Rocket Pool Community Voting Whether to Self-Limit its Growth
Voters governing the protocol for decentralized Ethereum validator service Rocket Pool are grappling with a philosophical proposal that could put bumpers around the ether staker’s own growth.
The proposal would establish a set of guiding principles by which Rocket Pool manages its trove of staked ether. Some stakers have gotten too big for Ethereum’s own good, according to author Valdorff, who doesn't want Rocket Pool to become one of them.
“Despite our best attempts to be decentralized and secure, we know that, like any entity, there will always be attack surface,” wrote the pseudonymous node operator Valdorff in the proposal. “The only thing we can do to ensure the safety of the Ethereum network is to avoid being a single point of failure by limiting our size.”
In the ongoing governance vote set to end on Feb. 12, the vast majority of votes cast have been in favor of establishing guiding principles that would prioritize the long-term health and decentralization of Ethereum over the success of the protocol. The proposal would establish Rocket Pool's preference “to damage itself before endangering the stability of Ethereum."
Rocket Pool isn’t anywhere close to being a single point of failure for Ethereum: it’s only got 1.66% of staked eth deposits, well below top competitor Lido who has 29%, per Nansen.
“It’s best to capture our ethos early in a concrete form to make it last well into the future,” said Rocket Pool contributors in explaining why the community ought to vote on principles that could self-limit the protocol to 22% of all staked ether, as one community member has suggested.
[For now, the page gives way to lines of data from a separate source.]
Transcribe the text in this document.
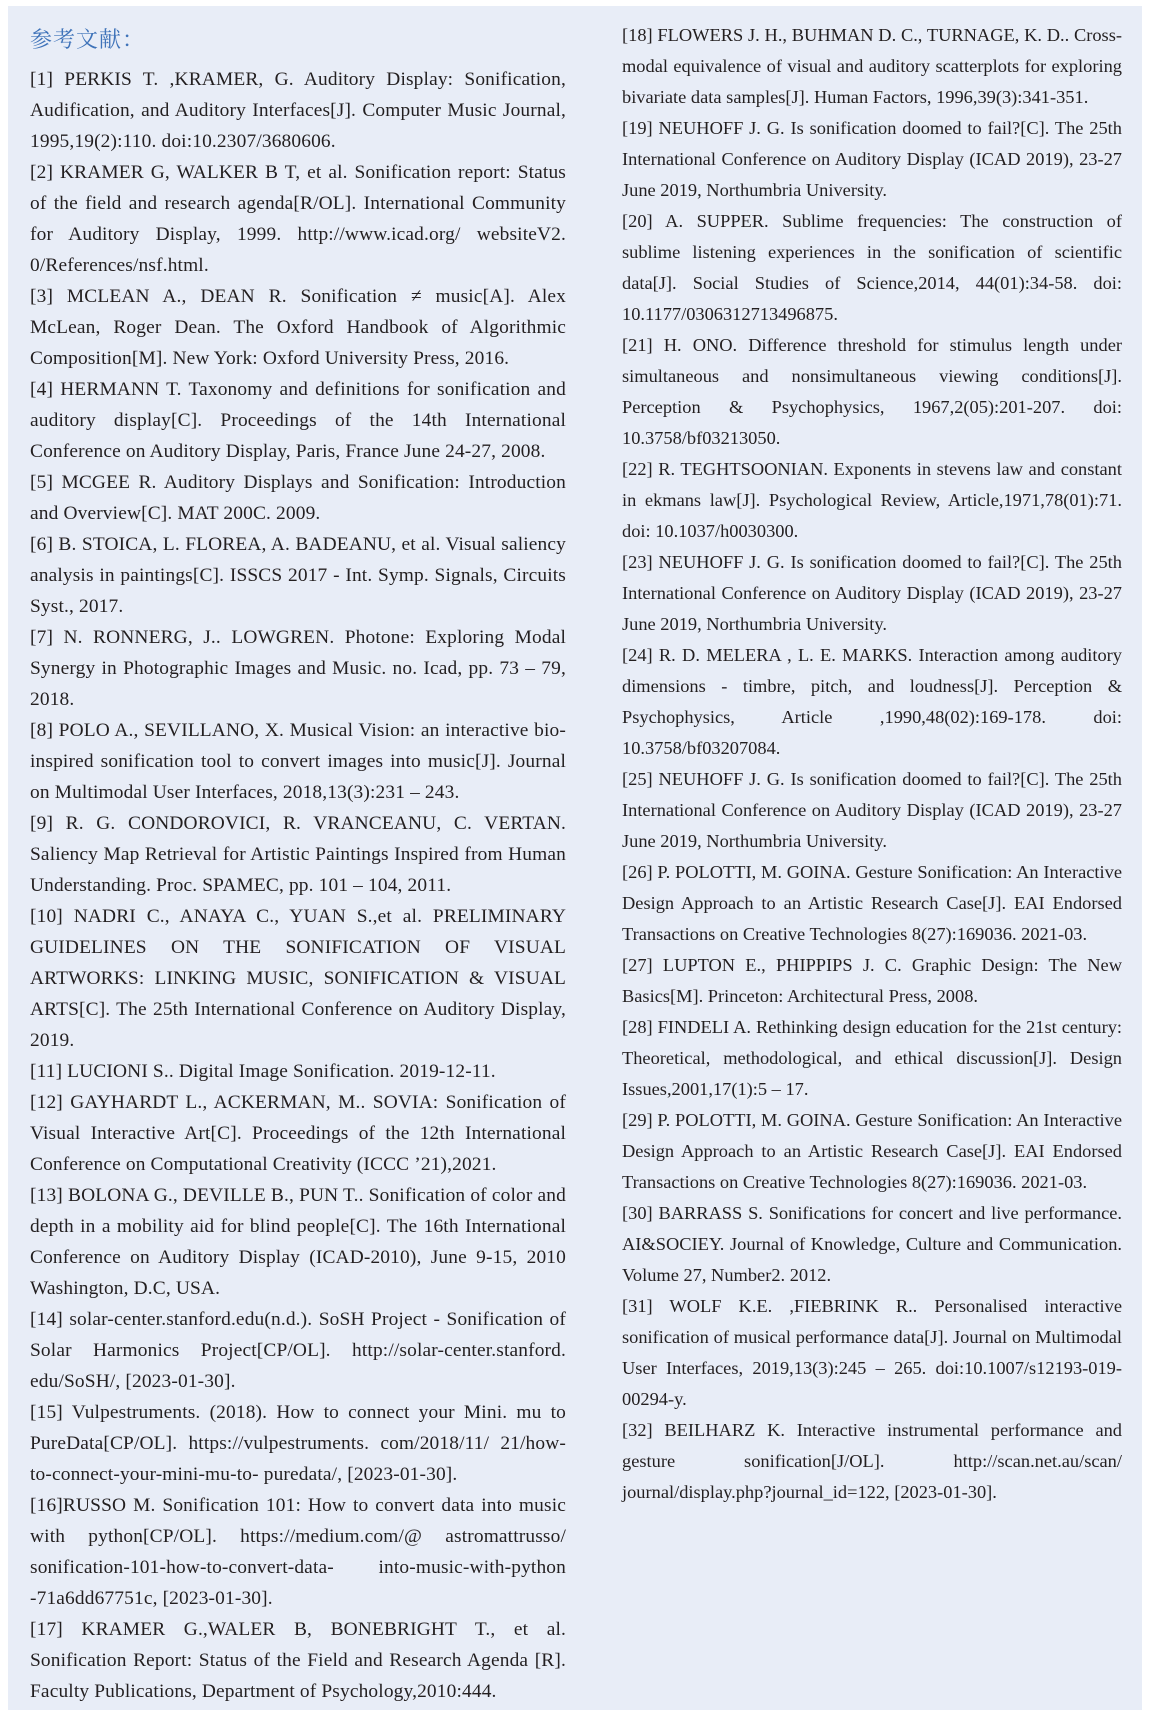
参考文献：

[1] PERKIS T. ,KRAMER, G. Auditory Display: Sonification, Audification, and Auditory Interfaces[J]. Computer Music Journal, 1995,19(2):110. doi:10.2307/3680606.

[2] KRAMER G, WALKER B T, et al. Sonification report: Status of the field and research agenda[R/OL]. International Community for Auditory Display, 1999. http://www.icad.org/ websiteV2. 0/References/nsf.html.

[3] MCLEAN A., DEAN R. Sonification ≠ music[A]. Alex McLean, Roger Dean. The Oxford Handbook of Algorithmic Composition[M]. New York: Oxford University Press, 2016.

[4] HERMANN T. Taxonomy and definitions for sonification and auditory display[C]. Proceedings of the 14th International Conference on Auditory Display, Paris, France June 24-27, 2008.

[5] MCGEE R. Auditory Displays and Sonification: Introduction and Overview[C]. MAT 200C. 2009.

[6] B. STOICA, L. FLOREA, A. BADEANU, et al. Visual saliency analysis in paintings[C]. ISSCS 2017 - Int. Symp. Signals, Circuits Syst., 2017.

[7] N. RONNERG, J.. LOWGREN. Photone: Exploring Modal Synergy in Photographic Images and Music. no. Icad, pp. 73 – 79, 2018.

[8] POLO A., SEVILLANO, X. Musical Vision: an interactive bio-inspired sonification tool to convert images into music[J]. Journal on Multimodal User Interfaces, 2018,13(3):231 – 243.

[9] R. G. CONDOROVICI, R. VRANCEANU, C. VERTAN. Saliency Map Retrieval for Artistic Paintings Inspired from Human Understanding. Proc. SPAMEC, pp. 101 – 104, 2011.

[10] NADRI C., ANAYA C., YUAN S.,et al. PRELIMINARY GUIDELINES ON THE SONIFICATION OF VISUAL ARTWORKS: LINKING MUSIC, SONIFICATION & VISUAL ARTS[C]. The 25th International Conference on Auditory Display, 2019.

[11] LUCIONI S.. Digital Image Sonification. 2019-12-11.

[12] GAYHARDT L., ACKERMAN, M.. SOVIA: Sonification of Visual Interactive Art[C]. Proceedings of the 12th International Conference on Computational Creativity (ICCC ’21),2021.

[13] BOLONA G., DEVILLE B., PUN T.. Sonification of color and depth in a mobility aid for blind people[C]. The 16th International Conference on Auditory Display (ICAD-2010), June 9-15, 2010 Washington, D.C, USA.

[14] solar-center.stanford.edu(n.d.). SoSH Project - Sonification of Solar Harmonics Project[CP/OL]. http://solar-center.stanford. edu/SoSH/, [2023-01-30].

[15] Vulpestruments. (2018). How to connect your Mini. mu to PureData[CP/OL]. https://vulpestruments. com/2018/11/ 21/how-to-connect-your-mini-mu-to- puredata/, [2023-01-30].

[16]RUSSO M. Sonification 101: How to convert data into music with python[CP/OL]. https://medium.com/@ astromattrusso/ sonification-101-how-to-convert-data- into-music-with-python -71a6dd67751c, [2023-01-30].

[17] KRAMER G.,WALER B, BONEBRIGHT T., et al. Sonification Report: Status of the Field and Research Agenda [R]. Faculty Publications, Department of Psychology,2010:444.

[18] FLOWERS J. H., BUHMAN D. C., TURNAGE, K. D.. Cross-modal equivalence of visual and auditory scatterplots for exploring bivariate data samples[J]. Human Factors, 1996,39(3):341-351.

[19] NEUHOFF J. G. Is sonification doomed to fail?[C]. The 25th International Conference on Auditory Display (ICAD 2019), 23-27 June 2019, Northumbria University.

[20] A. SUPPER. Sublime frequencies: The construction of sublime listening experiences in the sonification of scientific data[J]. Social Studies of Science,2014, 44(01):34-58. doi: 10.1177/0306312713496875.

[21] H. ONO. Difference threshold for stimulus length under simultaneous and nonsimultaneous viewing conditions[J]. Perception & Psychophysics, 1967,2(05):201-207. doi: 10.3758/bf03213050.

[22] R. TEGHTSOONIAN. Exponents in stevens law and constant in ekmans law[J]. Psychological Review, Article,1971,78(01):71. doi: 10.1037/h0030300.

[23] NEUHOFF J. G. Is sonification doomed to fail?[C]. The 25th International Conference on Auditory Display (ICAD 2019), 23-27 June 2019, Northumbria University.

[24] R. D. MELERA , L. E. MARKS. Interaction among auditory dimensions - timbre, pitch, and loudness[J]. Perception & Psychophysics, Article ,1990,48(02):169-178. doi: 10.3758/bf03207084.

[25] NEUHOFF J. G. Is sonification doomed to fail?[C]. The 25th International Conference on Auditory Display (ICAD 2019), 23-27 June 2019, Northumbria University.

[26] P. POLOTTI, M. GOINA. Gesture Sonification: An Interactive Design Approach to an Artistic Research Case[J]. EAI Endorsed Transactions on Creative Technologies 8(27):169036. 2021-03.

[27] LUPTON E., PHIPPIPS J. C. Graphic Design: The New Basics[M]. Princeton: Architectural Press, 2008.

[28] FINDELI A. Rethinking design education for the 21st century: Theoretical, methodological, and ethical discussion[J]. Design Issues,2001,17(1):5 – 17.

[29] P. POLOTTI, M. GOINA. Gesture Sonification: An Interactive Design Approach to an Artistic Research Case[J]. EAI Endorsed Transactions on Creative Technologies 8(27):169036. 2021-03.

[30] BARRASS S. Sonifications for concert and live performance. AI&SOCIEY. Journal of Knowledge, Culture and Communication. Volume 27, Number2. 2012.

[31] WOLF K.E. ,FIEBRINK R.. Personalised interactive sonification of musical performance data[J]. Journal on Multimodal User Interfaces, 2019,13(3):245 – 265. doi:10.1007/s12193-019-00294-y.

[32] BEILHARZ K. Interactive instrumental performance and gesture sonification[J/OL]. http://scan.net.au/scan/ journal/display.php?journal_id=122, [2023-01-30].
Rocket Pool General Manager Darren Langley said in a tweet, “As a core team, we fully support limiting @Rocket_Pool, if it threatens Ethereum’s credible neutrality or operational stability.”
Other examples for self-limitation include redirecting a percentage of the DAO’s income to support small permissionless protocols and a 3% fee to mint rETH, where the fee and percentage of the DAO’s income rise in conjunction with the growth of Rocket Pool’s dominance of staked ETH. Those ideas have been discussed in the community forum but are not being voted on currently.
While the vote - if passed - does not activate or execute any changes to the codebase, “this is probably stronger than a change in code.” said Valdorff, in a Discord message to CoinDesk. “This sets a framework for future code, which allows us to effectively react to the current state, while anchoring values and not letting them invisibly drift over time.”
Healthy Staking
The proposal defines four categories of staking – “healthier staking,” “as good staking,” “not as good staking,” and “unhealthy staking” – in its effort to impose a decentralization-first mindset to Rocket Pool.
Solo staking, which involves a user running their own hardware, is considered “healthier” under the proposal by being more decentralized, whereas Rocket Pool and fellow liquid staking protocol Stakewise fall into the “as good” category. (Stakewise has previously vowed to limit itself to 22% share.)
But centralized exchanges like Coinbase, Kraken and Binance – and even Lido, the most popular liquid staking protocol – are deemed “seriously dangerous to Ethereum’s health” under the proposal. That’s a major accusation given such entities account for 55.5% of all staked ether, per Nansen.
Lido, the largest staking-as-a-service provider, is “explicitly aiming for winner take all,” as stated in the Rocket Pool proposal. "Winner take all" refers to the concept where a single entity wins and dominates the entire market of ETH staking derivatives. With over $8 billion in total staking assets, Lido voted against self-limit inbound stake flow in July 2022.
Lido did not return a request for comment by presstime.
In Rocket Pool’s Discord, Superphiz, a maintainer of the ethstaker.cc website who also runs a node operator, said “Self limiting benefits Ethereum in the long run, and by extension Rocket Pool. Choosing not to self-limit will harm both groups and lead to less long-term financial reward.”
Users have staked over 377,000 ETH worth roughly $593 million through Rocket Pool. Rocket Pool currently offers 4.19% APR for users to stake and 7.29% APR for users to stake and run a node.